Casting symbolic fractions to fraction field of polynomial ring?
This is a follow-up to question 25305 which was a follow-up to question 25285. Please consider:
from sage.calculus.calculus import symbolic_sum
x, j = SR.var('x, j')
assume(x>0)
M = [1, j, j^2 + 1, j^3 + 3*j, j^4 + 6*j^2 + 2]
MS = []
for m in M:
p = symbolic_sum(x^j*m, j, 0, oo)
MS.append(p)
print MS
x = polygen(QQ)
M = [-1/(x - 1), x/(x^2 - 2*x + 1), -(2*x^2 - x + 1)/(x^3 - 3*x^2 + 3*x - 1),
2*(2*x^3 - x^2 + 2*x)/(x^4 - 4*x^3 + 6*x^2 - 4*x + 1),
-(9*x^4 - 3*x^3 + 17*x^2 - x + 2)/(x^5 - 5*x^4 + 10*x^3 - 10*x^2 + 5*x - 1)]
print M
for k, m in enumerate(M):
F = m.partial_fraction_decomposition()
print [F[1][j].numerator() for j in (0..k)]
which gives the output
[-1/(x - 1), x/(x^2 - 2*x + 1), -(2*x^2 - x + 1)/(x^3 - 3*x^2 + 3*x - 1), 2*(2*x^3 - x^2 + 2*x)/(x^4 - 4*x^3 + 6*x^2 - 4*x + 1), -(9*x^4 - 3*x^3 + 17*x^2 - x + 2)/(x^5 - 5*x^4 + 10*x^3 - 10*x^2 + 5*x - 1)]

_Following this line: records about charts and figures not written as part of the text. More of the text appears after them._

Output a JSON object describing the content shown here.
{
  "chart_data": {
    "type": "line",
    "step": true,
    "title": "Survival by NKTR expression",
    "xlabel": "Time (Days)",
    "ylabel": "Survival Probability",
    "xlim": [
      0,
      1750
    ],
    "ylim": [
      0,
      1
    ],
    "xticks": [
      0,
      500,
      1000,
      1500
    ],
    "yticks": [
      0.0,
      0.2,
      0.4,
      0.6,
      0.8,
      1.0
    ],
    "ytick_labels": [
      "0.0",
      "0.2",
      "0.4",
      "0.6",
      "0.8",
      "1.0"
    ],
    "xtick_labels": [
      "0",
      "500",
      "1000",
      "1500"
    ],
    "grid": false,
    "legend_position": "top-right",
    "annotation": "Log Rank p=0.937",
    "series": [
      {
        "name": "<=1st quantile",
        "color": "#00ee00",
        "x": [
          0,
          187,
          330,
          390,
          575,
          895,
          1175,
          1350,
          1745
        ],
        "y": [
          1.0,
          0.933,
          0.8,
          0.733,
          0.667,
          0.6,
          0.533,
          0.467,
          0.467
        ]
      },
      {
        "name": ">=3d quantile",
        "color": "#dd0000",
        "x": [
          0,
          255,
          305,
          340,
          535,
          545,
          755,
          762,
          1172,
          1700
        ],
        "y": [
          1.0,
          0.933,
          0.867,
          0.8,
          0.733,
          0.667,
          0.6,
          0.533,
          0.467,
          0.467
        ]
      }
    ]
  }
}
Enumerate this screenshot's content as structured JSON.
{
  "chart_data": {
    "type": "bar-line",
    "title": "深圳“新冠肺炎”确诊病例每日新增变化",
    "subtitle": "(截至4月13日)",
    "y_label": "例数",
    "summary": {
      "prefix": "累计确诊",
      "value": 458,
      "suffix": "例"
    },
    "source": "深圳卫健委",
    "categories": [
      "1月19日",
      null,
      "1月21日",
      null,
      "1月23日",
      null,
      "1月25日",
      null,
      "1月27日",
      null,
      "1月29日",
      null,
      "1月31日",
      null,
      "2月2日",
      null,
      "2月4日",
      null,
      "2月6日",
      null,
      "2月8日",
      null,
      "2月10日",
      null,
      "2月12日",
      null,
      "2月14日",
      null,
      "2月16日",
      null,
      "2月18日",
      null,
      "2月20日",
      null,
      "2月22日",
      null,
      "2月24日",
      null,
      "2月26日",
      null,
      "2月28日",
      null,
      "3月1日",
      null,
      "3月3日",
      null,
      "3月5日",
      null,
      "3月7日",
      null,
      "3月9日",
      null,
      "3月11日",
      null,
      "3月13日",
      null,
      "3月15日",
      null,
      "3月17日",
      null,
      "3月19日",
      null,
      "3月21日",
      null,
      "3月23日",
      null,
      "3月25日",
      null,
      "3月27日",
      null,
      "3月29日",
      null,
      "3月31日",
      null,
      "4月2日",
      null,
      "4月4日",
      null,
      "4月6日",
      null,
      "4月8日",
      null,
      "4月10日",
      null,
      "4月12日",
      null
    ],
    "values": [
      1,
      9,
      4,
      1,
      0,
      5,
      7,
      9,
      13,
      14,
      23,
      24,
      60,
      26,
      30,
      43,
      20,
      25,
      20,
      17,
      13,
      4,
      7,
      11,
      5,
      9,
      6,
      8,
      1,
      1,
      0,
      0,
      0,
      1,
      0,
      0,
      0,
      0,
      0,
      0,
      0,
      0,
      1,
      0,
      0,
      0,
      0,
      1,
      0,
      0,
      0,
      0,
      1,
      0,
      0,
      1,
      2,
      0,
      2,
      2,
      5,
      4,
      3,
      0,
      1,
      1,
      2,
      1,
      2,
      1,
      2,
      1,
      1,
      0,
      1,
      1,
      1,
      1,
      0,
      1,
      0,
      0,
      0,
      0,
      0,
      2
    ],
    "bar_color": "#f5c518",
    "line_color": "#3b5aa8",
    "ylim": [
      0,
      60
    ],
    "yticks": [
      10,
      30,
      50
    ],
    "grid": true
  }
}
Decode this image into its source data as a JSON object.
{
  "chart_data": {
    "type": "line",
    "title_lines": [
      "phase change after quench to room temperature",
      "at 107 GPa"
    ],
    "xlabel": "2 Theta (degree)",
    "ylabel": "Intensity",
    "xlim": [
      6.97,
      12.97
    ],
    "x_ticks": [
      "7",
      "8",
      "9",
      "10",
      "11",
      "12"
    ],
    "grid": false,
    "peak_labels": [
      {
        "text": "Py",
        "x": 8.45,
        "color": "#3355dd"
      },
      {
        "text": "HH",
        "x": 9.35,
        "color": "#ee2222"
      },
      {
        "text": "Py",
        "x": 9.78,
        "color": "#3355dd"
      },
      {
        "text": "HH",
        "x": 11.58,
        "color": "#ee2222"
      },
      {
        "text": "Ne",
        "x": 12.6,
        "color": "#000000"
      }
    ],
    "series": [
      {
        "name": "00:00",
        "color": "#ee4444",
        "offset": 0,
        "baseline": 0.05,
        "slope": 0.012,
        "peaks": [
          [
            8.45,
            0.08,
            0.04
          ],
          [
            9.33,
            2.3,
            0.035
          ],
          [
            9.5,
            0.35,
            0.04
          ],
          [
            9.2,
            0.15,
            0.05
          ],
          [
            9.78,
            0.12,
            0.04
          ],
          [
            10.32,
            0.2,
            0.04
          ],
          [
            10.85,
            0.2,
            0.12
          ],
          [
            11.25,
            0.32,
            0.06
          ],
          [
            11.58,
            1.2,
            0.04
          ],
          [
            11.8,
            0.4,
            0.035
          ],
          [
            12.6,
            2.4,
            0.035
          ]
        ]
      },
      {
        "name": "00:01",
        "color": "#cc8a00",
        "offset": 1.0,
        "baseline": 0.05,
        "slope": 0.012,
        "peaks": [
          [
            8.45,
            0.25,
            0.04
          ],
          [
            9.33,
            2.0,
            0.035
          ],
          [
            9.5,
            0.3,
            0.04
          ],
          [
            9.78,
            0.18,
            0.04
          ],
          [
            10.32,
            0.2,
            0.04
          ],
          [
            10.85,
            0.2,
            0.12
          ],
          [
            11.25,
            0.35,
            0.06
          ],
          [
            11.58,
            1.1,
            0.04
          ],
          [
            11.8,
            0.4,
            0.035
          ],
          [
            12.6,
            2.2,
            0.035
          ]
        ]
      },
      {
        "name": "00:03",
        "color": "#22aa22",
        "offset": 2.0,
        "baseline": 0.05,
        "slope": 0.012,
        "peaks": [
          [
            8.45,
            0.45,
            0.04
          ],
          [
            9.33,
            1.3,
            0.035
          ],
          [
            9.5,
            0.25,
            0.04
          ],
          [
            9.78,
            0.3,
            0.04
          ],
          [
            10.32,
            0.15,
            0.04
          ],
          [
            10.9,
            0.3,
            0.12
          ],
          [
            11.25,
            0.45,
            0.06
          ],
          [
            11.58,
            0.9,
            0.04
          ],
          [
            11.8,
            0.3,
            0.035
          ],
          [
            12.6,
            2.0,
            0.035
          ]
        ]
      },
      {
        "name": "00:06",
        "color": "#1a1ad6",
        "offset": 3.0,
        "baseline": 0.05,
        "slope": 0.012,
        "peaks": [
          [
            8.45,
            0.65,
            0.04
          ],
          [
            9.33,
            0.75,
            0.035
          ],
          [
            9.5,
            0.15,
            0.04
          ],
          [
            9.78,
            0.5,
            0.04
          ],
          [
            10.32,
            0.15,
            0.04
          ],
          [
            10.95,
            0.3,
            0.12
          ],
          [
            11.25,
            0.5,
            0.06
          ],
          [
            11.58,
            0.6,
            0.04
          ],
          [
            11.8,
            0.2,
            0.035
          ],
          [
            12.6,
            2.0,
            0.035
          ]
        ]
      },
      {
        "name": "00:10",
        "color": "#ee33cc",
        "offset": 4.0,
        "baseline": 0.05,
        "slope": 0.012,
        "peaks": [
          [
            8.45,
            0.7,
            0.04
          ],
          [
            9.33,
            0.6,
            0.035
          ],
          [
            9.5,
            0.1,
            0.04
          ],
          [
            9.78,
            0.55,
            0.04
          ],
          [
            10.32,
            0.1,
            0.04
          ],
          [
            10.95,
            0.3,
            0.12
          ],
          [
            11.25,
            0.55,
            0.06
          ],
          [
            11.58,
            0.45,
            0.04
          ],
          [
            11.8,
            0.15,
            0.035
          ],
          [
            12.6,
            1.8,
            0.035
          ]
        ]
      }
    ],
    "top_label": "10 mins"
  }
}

[-1/(x - 1), x/(x^2 - 2*x + 1), (-2*x^2 + x - 1)/(x^3 - 3*x^2 + 3*x - 1), (4*x^3 - 2*x^2 + 4*x)/(x^4 - 4*x^3 + 6*x^2 - 4*x + 1), (-9*x^4 + 3*x^3 - 17*x^2 + x - 2)/(x^5 - 5*x^4 + 10*x^3 - 10*x^2 + 5*x - 1)]
[-1]
[1, 1]
[-2, -3, -2]
[4, 10, 12, 6]
[-9, -33, -62, -60, -24]
Thus the integer triangle could be created without SR(1) and without the '+y'-trick provided the list of fractions MS could be 'casted' to the type of the list M.
Question: Is this possible?
Edit
Yes it is, as rws shows below. So the solution to all my questions is this code:
from sage.calculus.calculus import symbolic_sum
x, j = SR.var('x, j')
assume(abs(x)<1)
M = [1, j, j^2 + 1, j^3 + 3*j, j^4 + 6*j^2 + 2]
for k, m in enumerate(M):
p = symbolic_sum(x^j*m, j, 0, oo)
q = p.numerator().polynomial(ZZ)/p.denominator().polynomial(ZZ)
f = q.partial_fraction_decomposition()
print [f[1][n].numerator() for n in (0..k)]
which gives
[-1]
[1, 1]
[-2, -3, -2]
[4, 10, 12, 6]
[-9, -33, -62, -60, -24]
Let's hope that someone looks at the tickets 4039 (which is six years old) and 17539 in the near future.